Ante el neoliberalismo que empobrece a millones y arrebata la dignidad a las personas, Julio defendió la necesidad de recuperar el espíritu del Estado Social de Derecho. Ante la debilidad y la hipocresía de los socialdemócratas, llamó a la coherencia, a releer a los clásicos del marxismo y a luchar sin descanso por reivindicar los derechos de la clase trabajadora. Ante la precariedad democrática, llamó al ejercicio activo de la democracia a través de la movilización social. Ante la ideología del individualismo y la competitividad, llamó a la solidaridad, a la generosidad y al internacionalismo. Ante el embrutecimiento al que está sometida la gente, invitó a la educación, a la pedagogía y a comprender que los medios son medios, la palabra es el fin.
“Programa, programa, programa”
Como buen leninista, Julio fue un obsesivo de la unidad de las fuerzas de izquierda. No obstante, siempre insistió en que la unidad no debe ser una foto ni una coalición electoral momentánea, sino una construcción alrededor de un programa conjunto. “Programa, programa, programa” fue su consigna favorita. Rompió con los moldes de los esquemas tradicionales de organización dentro de la izquierda, saliéndose de la dicotomía “partido o movimiento” y proponiendo una nueva fórmula: el “movimiento-partido”, es decir, impulsar la más amplia convergencia de sectores, pero conservando la identidad de cada uno, ya que la unión no tiene que ser orgánica sino programática.
Durante su liderazgo, fue objeto de la más feroz campaña de desprestigio mediático que se haya conocido en la historia de España, más aún que la desatada recientemente contra Unidas Podemos. Irónicamente, su principal malqueriente no fue la prensa de derecha sino el grupo Prisa -supuestamente progresista- a través de sus principales medios: La cadena SER y el diario El País. Se dice que de aquella hostilidad proviene el recelo que existe aún entre los socialistas y los comunistas españoles.
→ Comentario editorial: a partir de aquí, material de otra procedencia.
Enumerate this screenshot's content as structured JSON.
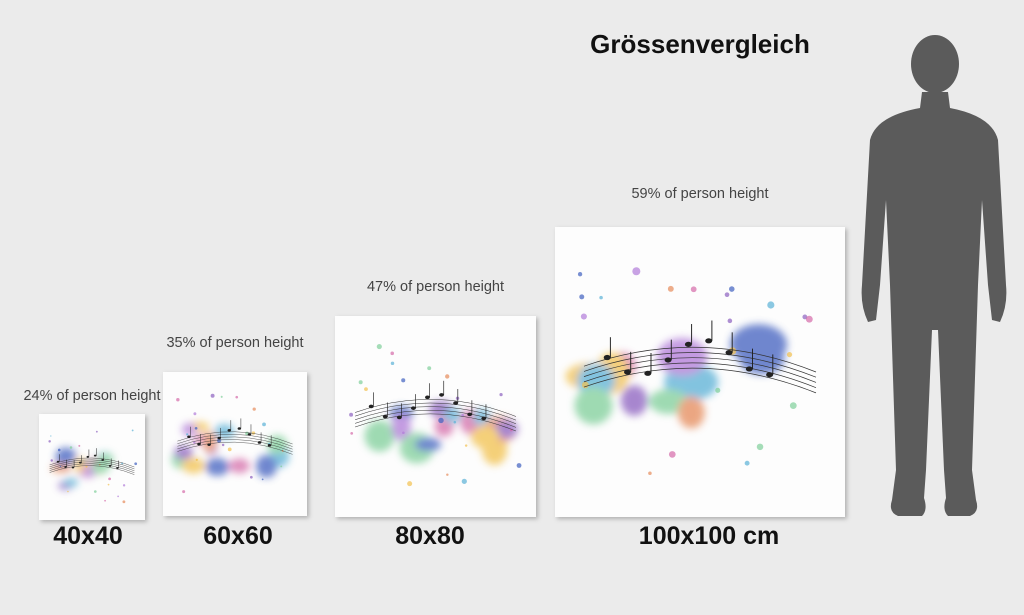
{
  "title": "Grössenvergleich",
  "items": [
    {
      "caption": "24% of person height",
      "size": "40x40"
    },
    {
      "caption": "35% of person height",
      "size": "60x60"
    },
    {
      "caption": "47% of person height",
      "size": "80x80"
    },
    {
      "caption": "59% of person height",
      "size": "100x100 cm"
    }
  ]
}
Julio, en palabras de Alberto Garzón, no fue un político de este mundo, porque su mundo político no fue el de la demagogia y el insulto sino el de la deliberación respetuosa. Fue un convencido de que en política las formas importan. Su delicadeza, su argumentación impecable, su sobriedad, su humildad (detestaba las fotos con desconocidos) y sobre todo su coherencia le hicieron ganarse el respeto de rivales y amigos.
Que la tierra te sea leve, maestro. ¡Salud y República!